Ok, I'm extrapolating to make a point - all of that stuff happens because of sheep, but they don't cause it to happen.

9 years, 5 months ago - John Lubran

Paddy's analogy nails it. There are far more great scripts that will never get made into film than there are producers who will pull together all of the essential elements required before a film can be made. Clearly it's the producer whose in charge, who enables and empowers, who hires and fires.

9 years, 5 months ago - Rickardo Beckles-Burrowes

Be interesting to hear your thoughts on Jim Hart's video clip: https://www.youtube.com/watch?v=3xLLQhz6UFI which fed into this article.
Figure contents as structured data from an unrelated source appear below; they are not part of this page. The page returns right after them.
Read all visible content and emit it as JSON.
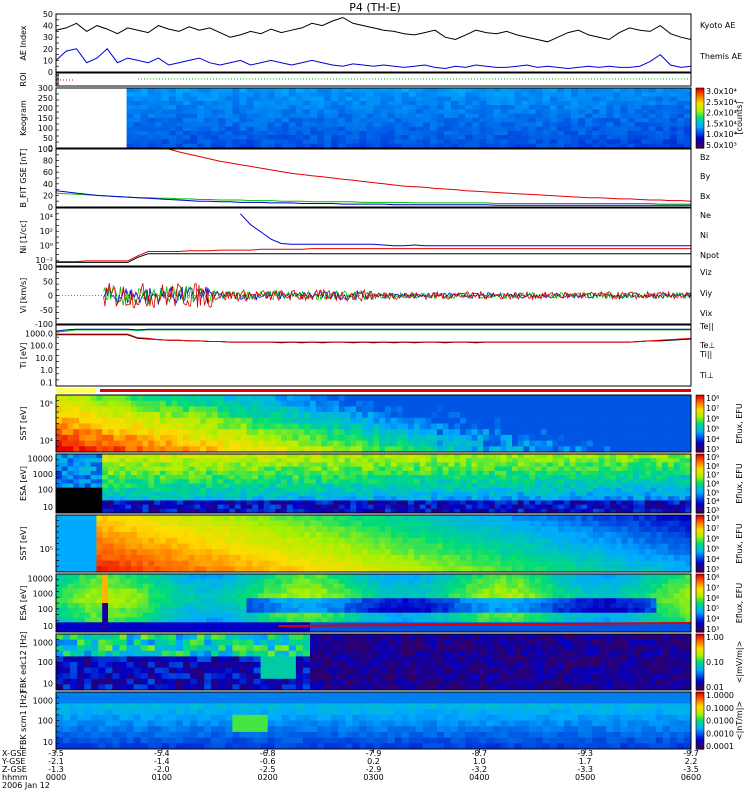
{
  "title": "P4 (TH-E)",
  "colors": {
    "red": "#e00000",
    "green": "#00c000",
    "blue": "#0000d0",
    "black": "#000000"
  },
  "chart_data": [
    {
      "id": "ae",
      "type": "line",
      "ylabel": "AE Index",
      "ytick_labels": [
        "0",
        "10",
        "20",
        "30",
        "40",
        "50"
      ],
      "ylim": [
        0,
        50
      ],
      "series": [
        {
          "name": "Kyoto AE",
          "color": "#000000",
          "values": [
            36,
            38,
            42,
            35,
            40,
            37,
            33,
            38,
            36,
            34,
            40,
            37,
            35,
            39,
            36,
            38,
            34,
            30,
            32,
            35,
            33,
            37,
            34,
            36,
            38,
            42,
            40,
            44,
            47,
            42,
            40,
            38,
            36,
            35,
            33,
            32,
            34,
            36,
            30,
            28,
            32,
            36,
            34,
            33,
            35,
            32,
            30,
            28,
            26,
            30,
            34,
            36,
            32,
            30,
            28,
            34,
            38,
            36,
            35,
            40,
            33,
            30,
            28
          ]
        },
        {
          "name": "Themis AE",
          "color": "#0000d0",
          "values": [
            10,
            18,
            20,
            8,
            12,
            20,
            8,
            12,
            10,
            8,
            12,
            6,
            8,
            10,
            12,
            8,
            6,
            8,
            10,
            6,
            8,
            10,
            8,
            6,
            8,
            10,
            8,
            6,
            5,
            7,
            6,
            5,
            6,
            5,
            4,
            5,
            6,
            4,
            3,
            5,
            4,
            6,
            5,
            4,
            4,
            5,
            6,
            4,
            5,
            4,
            3,
            4,
            5,
            4,
            5,
            4,
            4,
            5,
            9,
            15,
            6,
            4,
            5
          ]
        }
      ]
    },
    {
      "id": "roi",
      "type": "line",
      "ylabel": "ROI"
    },
    {
      "id": "keogram",
      "type": "heatmap",
      "ylabel": "Keogram",
      "ytick_labels": [
        "0",
        "50",
        "100",
        "150",
        "200",
        "250",
        "300"
      ],
      "colorbar": {
        "ticks": [
          "3.0x10⁴",
          "2.5x10⁴",
          "2.0x10⁴",
          "1.5x10⁴",
          "1.0x10⁴",
          "5.0x10³"
        ],
        "label": "[counts]"
      }
    },
    {
      "id": "bfield",
      "type": "line",
      "ylabel": "B_FIT GSE [nT]",
      "ytick_labels": [
        "0",
        "20",
        "40",
        "60",
        "80",
        "100"
      ],
      "ylim": [
        0,
        100
      ],
      "series": [
        {
          "name": "Bz",
          "color": "#e00000",
          "values": [
            null,
            null,
            null,
            null,
            null,
            null,
            null,
            null,
            null,
            null,
            null,
            100,
            95,
            91,
            87,
            83,
            79,
            76,
            73,
            70,
            67,
            64,
            61,
            58,
            56,
            54,
            52,
            50,
            48,
            46,
            44,
            42,
            40,
            38,
            36,
            35,
            34,
            32,
            31,
            30,
            28,
            27,
            26,
            25,
            24,
            23,
            22,
            21,
            20,
            19,
            18,
            17,
            16,
            16,
            15,
            14,
            14,
            13,
            12,
            12,
            11,
            11,
            10
          ]
        },
        {
          "name": "By",
          "color": "#00c000",
          "values": [
            24,
            23,
            22,
            21,
            20,
            19,
            18,
            17,
            16,
            16,
            15,
            15,
            14,
            14,
            13,
            13,
            12,
            12,
            12,
            11,
            11,
            11,
            10,
            10,
            10,
            9,
            9,
            9,
            9,
            9,
            8,
            8,
            8,
            8,
            8,
            7,
            7,
            7,
            7,
            7,
            7,
            7,
            7,
            6,
            6,
            6,
            6,
            6,
            6,
            6,
            6,
            6,
            6,
            6,
            6,
            6,
            6,
            6,
            6,
            5,
            5,
            5,
            5
          ]
        },
        {
          "name": "Bx",
          "color": "#0000d0",
          "values": [
            28,
            26,
            24,
            22,
            20,
            19,
            18,
            17,
            16,
            15,
            14,
            13,
            12,
            11,
            10,
            10,
            9,
            9,
            8,
            8,
            8,
            7,
            7,
            7,
            6,
            6,
            6,
            6,
            5,
            5,
            5,
            5,
            5,
            4,
            4,
            4,
            4,
            4,
            4,
            4,
            4,
            4,
            4,
            3,
            3,
            3,
            3,
            3,
            3,
            3,
            3,
            3,
            3,
            3,
            3,
            3,
            3,
            3,
            3,
            3,
            3,
            3,
            3
          ]
        }
      ]
    },
    {
      "id": "density",
      "type": "line",
      "ylabel": "Ni [1/cc]",
      "ytick_labels": [
        "10⁻²",
        "10⁰",
        "10²",
        "10⁴"
      ],
      "series": [
        {
          "name": "Ne",
          "color": "#e00000",
          "values": [
            -1.6,
            -1.6,
            -1.6,
            -1.5,
            -1.5,
            -1.5,
            -1.5,
            -1.5,
            -0.8,
            -0.2,
            -0.2,
            -0.2,
            -0.2,
            -0.1,
            -0.1,
            -0.1,
            0,
            0,
            0,
            0,
            0.1,
            0.1,
            0.1,
            0.1,
            0.1,
            0.2,
            0.2,
            0.2,
            0.2,
            0.2,
            0.2,
            0.2,
            0.2,
            0.2,
            0.2,
            0.2,
            0.2,
            0.2,
            0.2,
            0.2,
            0.2,
            0.2,
            0.2,
            0.2,
            0.2,
            0.2,
            0.2,
            0.2,
            0.2,
            0.2,
            0.2,
            0.2,
            0.2,
            0.2,
            0.2,
            0.2,
            0.2,
            0.2,
            0.2,
            0.2,
            0.2,
            0.2,
            0.2
          ]
        },
        {
          "name": "Ni",
          "color": "#000000",
          "values": [
            -1.7,
            -1.7,
            -1.7,
            -1.7,
            -1.7,
            -1.7,
            -1.7,
            -1.7,
            -1.0,
            -0.5,
            -0.5,
            -0.5,
            -0.5,
            -0.5,
            -0.5,
            -0.5,
            -0.5,
            -0.5,
            -0.5,
            -0.5,
            -0.5,
            -0.5,
            -0.5,
            -0.5,
            -0.5,
            -0.5,
            -0.5,
            -0.5,
            -0.5,
            -0.5,
            -0.5,
            -0.5,
            -0.5,
            -0.5,
            -0.5,
            -0.5,
            -0.5,
            -0.5,
            -0.5,
            -0.5,
            -0.5,
            -0.5,
            -0.5,
            -0.5,
            -0.5,
            -0.5,
            -0.5,
            -0.5,
            -0.5,
            -0.5,
            -0.5,
            -0.5,
            -0.5,
            -0.5,
            -0.5,
            -0.5,
            -0.5,
            -0.5,
            -0.5,
            -0.5,
            -0.5,
            -0.5,
            -0.5
          ]
        },
        {
          "name": "Npot",
          "color": "#0000d0",
          "values": [
            null,
            null,
            null,
            null,
            null,
            null,
            null,
            null,
            null,
            null,
            null,
            null,
            null,
            null,
            null,
            null,
            null,
            null,
            5,
            3.5,
            2.5,
            1.5,
            0.9,
            0.8,
            0.8,
            0.8,
            0.8,
            0.8,
            0.8,
            0.8,
            0.8,
            0.8,
            0.7,
            0.6,
            0.6,
            0.7,
            0.6,
            0.6,
            0.6,
            0.6,
            0.6,
            0.6,
            0.6,
            0.6,
            0.6,
            0.6,
            0.6,
            0.6,
            0.6,
            0.6,
            0.6,
            0.6,
            0.6,
            0.6,
            0.6,
            0.6,
            0.6,
            0.6,
            0.6,
            0.6,
            0.6,
            0.6,
            0.6
          ]
        }
      ]
    },
    {
      "id": "velocity",
      "type": "line",
      "ylabel": "Vi [km/s]",
      "ytick_labels": [
        "-100",
        "-50",
        "0",
        "50",
        "100"
      ],
      "ylim": [
        -100,
        100
      ],
      "series": [
        {
          "name": "Vix",
          "color": "#0000d0"
        },
        {
          "name": "Viy",
          "color": "#00c000"
        },
        {
          "name": "Viz",
          "color": "#e00000"
        }
      ]
    },
    {
      "id": "temperature",
      "type": "line",
      "ylabel": "Ti [eV]",
      "ytick_labels": [
        "0.1",
        "1.0",
        "10.0",
        "100.0",
        "1000.0"
      ],
      "series": [
        {
          "name": "Te||",
          "color": "#000000",
          "values": [
            2.9,
            2.9,
            2.9,
            2.9,
            2.9,
            2.9,
            2.9,
            2.9,
            2.6,
            2.55,
            2.5,
            2.45,
            2.45,
            2.4,
            2.4,
            2.35,
            2.35,
            2.3,
            2.3,
            2.3,
            2.3,
            2.3,
            2.25,
            2.3,
            2.25,
            2.3,
            2.25,
            2.3,
            2.3,
            2.25,
            2.3,
            2.25,
            2.3,
            2.25,
            2.3,
            2.25,
            2.3,
            2.3,
            2.25,
            2.3,
            2.3,
            2.25,
            2.3,
            2.3,
            2.3,
            2.3,
            2.3,
            2.3,
            2.3,
            2.3,
            2.3,
            2.3,
            2.3,
            2.3,
            2.3,
            2.3,
            2.3,
            2.35,
            2.4,
            2.4,
            2.45,
            2.5,
            2.55
          ]
        },
        {
          "name": "Te⊥",
          "color": "#e00000",
          "values": [
            2.95,
            2.95,
            2.95,
            2.95,
            2.95,
            2.95,
            2.95,
            2.95,
            2.65,
            2.6,
            2.5,
            2.45,
            2.45,
            2.4,
            2.4,
            2.35,
            2.35,
            2.3,
            2.3,
            2.3,
            2.3,
            2.3,
            2.3,
            2.3,
            2.3,
            2.3,
            2.3,
            2.3,
            2.3,
            2.3,
            2.3,
            2.3,
            2.3,
            2.3,
            2.3,
            2.3,
            2.3,
            2.3,
            2.3,
            2.3,
            2.3,
            2.3,
            2.3,
            2.3,
            2.3,
            2.3,
            2.3,
            2.3,
            2.3,
            2.3,
            2.3,
            2.3,
            2.3,
            2.3,
            2.3,
            2.3,
            2.3,
            2.35,
            2.4,
            2.45,
            2.5,
            2.55,
            2.6
          ]
        },
        {
          "name": "Ti||",
          "color": "#00c000",
          "values": [
            3.1,
            3.2,
            3.3,
            3.3,
            3.3,
            3.3,
            3.3,
            3.3,
            3.25,
            3.3,
            3.3,
            3.3,
            3.3,
            3.3,
            3.3,
            3.3,
            3.3,
            3.3,
            3.3,
            3.3,
            3.3,
            3.3,
            3.3,
            3.3,
            3.3,
            3.3,
            3.3,
            3.3,
            3.3,
            3.3,
            3.3,
            3.3,
            3.3,
            3.3,
            3.3,
            3.3,
            3.3,
            3.3,
            3.3,
            3.3,
            3.3,
            3.3,
            3.3,
            3.3,
            3.3,
            3.3,
            3.3,
            3.3,
            3.3,
            3.3,
            3.3,
            3.3,
            3.3,
            3.3,
            3.3,
            3.3,
            3.3,
            3.3,
            3.3,
            3.3,
            3.3,
            3.3,
            3.3
          ]
        },
        {
          "name": "Ti⊥",
          "color": "#0000d0",
          "values": [
            3.2,
            3.3,
            3.35,
            3.35,
            3.35,
            3.35,
            3.35,
            3.35,
            3.3,
            3.35,
            3.35,
            3.35,
            3.35,
            3.35,
            3.35,
            3.35,
            3.35,
            3.35,
            3.35,
            3.35,
            3.35,
            3.35,
            3.35,
            3.35,
            3.35,
            3.35,
            3.35,
            3.35,
            3.35,
            3.35,
            3.35,
            3.35,
            3.35,
            3.35,
            3.35,
            3.35,
            3.35,
            3.35,
            3.35,
            3.35,
            3.35,
            3.35,
            3.35,
            3.35,
            3.35,
            3.35,
            3.35,
            3.35,
            3.35,
            3.35,
            3.35,
            3.35,
            3.35,
            3.35,
            3.35,
            3.35,
            3.35,
            3.35,
            3.35,
            3.35,
            3.35,
            3.35,
            3.35
          ]
        }
      ]
    },
    {
      "id": "sst_e",
      "type": "heatmap",
      "ylabel": "SST [eV]",
      "ytick_labels": [
        "10⁵",
        "10⁴"
      ],
      "colorbar": {
        "ticks": [
          "10⁸",
          "10⁷",
          "10⁶",
          "10⁵",
          "10⁴",
          "10³"
        ],
        "label": "Eflux, EFU"
      }
    },
    {
      "id": "esa_e",
      "type": "heatmap",
      "ylabel": "ESA [eV]",
      "ytick_labels": [
        "10000",
        "1000",
        "100",
        "10"
      ],
      "colorbar": {
        "ticks": [
          "10⁹",
          "10⁸",
          "10⁷",
          "10⁶",
          "10⁵",
          "10⁴",
          "10³"
        ],
        "label": "Eflux, EFU"
      }
    },
    {
      "id": "sst_i",
      "type": "heatmap",
      "ylabel": "SST [eV]",
      "ytick_labels": [
        "10⁵"
      ],
      "colorbar": {
        "ticks": [
          "10⁸",
          "10⁷",
          "10⁶",
          "10⁵",
          "10⁴",
          "10³"
        ],
        "label": "Eflux, EFU"
      }
    },
    {
      "id": "esa_i",
      "type": "heatmap",
      "ylabel": "ESA [eV]",
      "ytick_labels": [
        "10000",
        "1000",
        "100",
        "10"
      ],
      "colorbar": {
        "ticks": [
          "10⁸",
          "10⁷",
          "10⁶",
          "10⁵",
          "10⁴",
          "10³"
        ],
        "label": "Eflux, EFU"
      }
    },
    {
      "id": "fbk_e",
      "type": "heatmap",
      "ylabel": "FBK edc12 [Hz]",
      "ytick_labels": [
        "1000",
        "100",
        "10"
      ],
      "colorbar": {
        "ticks": [
          "1.00",
          "0.10",
          "0.01"
        ],
        "label": "<|mV/m|>"
      }
    },
    {
      "id": "fbk_b",
      "type": "heatmap",
      "ylabel": "FBK scm1 [Hz]",
      "ytick_labels": [
        "1000",
        "100",
        "10"
      ],
      "colorbar": {
        "ticks": [
          "1.0000",
          "0.1000",
          "0.0100",
          "0.0010",
          "0.0001"
        ],
        "label": "<|nT/m|>"
      }
    }
  ],
  "xaxis": {
    "row_labels": [
      "X-GSE",
      "Y-GSE",
      "Z-GSE",
      "hhmm",
      "2006 Jan 12"
    ],
    "columns": [
      [
        "-3.5",
        "-2.1",
        "-1.3",
        "0000"
      ],
      [
        "-5.4",
        "-1.4",
        "-2.0",
        "0100"
      ],
      [
        "-6.8",
        "-0.6",
        "-2.5",
        "0200"
      ],
      [
        "-7.9",
        "0.2",
        "-2.9",
        "0300"
      ],
      [
        "-8.7",
        "1.0",
        "-3.2",
        "0400"
      ],
      [
        "-9.3",
        "1.7",
        "-3.3",
        "0500"
      ],
      [
        "-9.7",
        "2.2",
        "-3.5",
        "0600"
      ]
    ]
  }
}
9 years, 5 months ago - Paddy Robinson-Griffin

If producers weren't making his scripts, they'd be making someone else's. He references the strike as a display of the power of writers, but that's a display of collective union, not writer power. If the strike had run for another month or so, frankly all the writers would have been replaced. The programmes would have still been made, those jobs still created. I think it's disingenuous to claim the glory for 12,000 people employed by the film.

9 years, 5 months ago - Dan Selakovich

Writers, especially, forget what a collaborative effort a film is (and I say that as a writer that has optioned a couple of scripts). Take almost any department head out of the process, and you still don't have a film. Sure, everything starts with the script, but what if you have a bad script with an amazing concept? A good creative producer might help you form that concept into a great script. Then that producer goes out into the world to attach money and talent. Take the producer out of the equation, and what have you got? A collection of pages. What if you took the editor out of the equation? You can't just splice shots together and expect to make money on a 100 hour film that makes no sense. What about the actors? Good ones can make that script better than it is. No actors means no film. In fact, I can easily argue that if a producer can't attract a name, you still end up with a collection of pages. You could have a mediocre script, but if George Clooney wants to be in it, I guess he's the job creator.

So, in the end, there are a lot of job creators. Take any one of them out of the equation, and you don't have a movie.

9 years, 5 months ago - Rickardo Beckles-Burrowes

Hi Dan,

I certainly agree with you your point of view r.e. film making being a collaborative effort.

9 years, 5 months ago - Marlom Tander

I write, I love writing. But that won't employ a tea boy until a Producer decides to run with it.

Why don't I Produce? Because I know what's involved and I don't have the time. Producing is something you do properly or not at all, and properly, for commercial movies, means pretty much full time.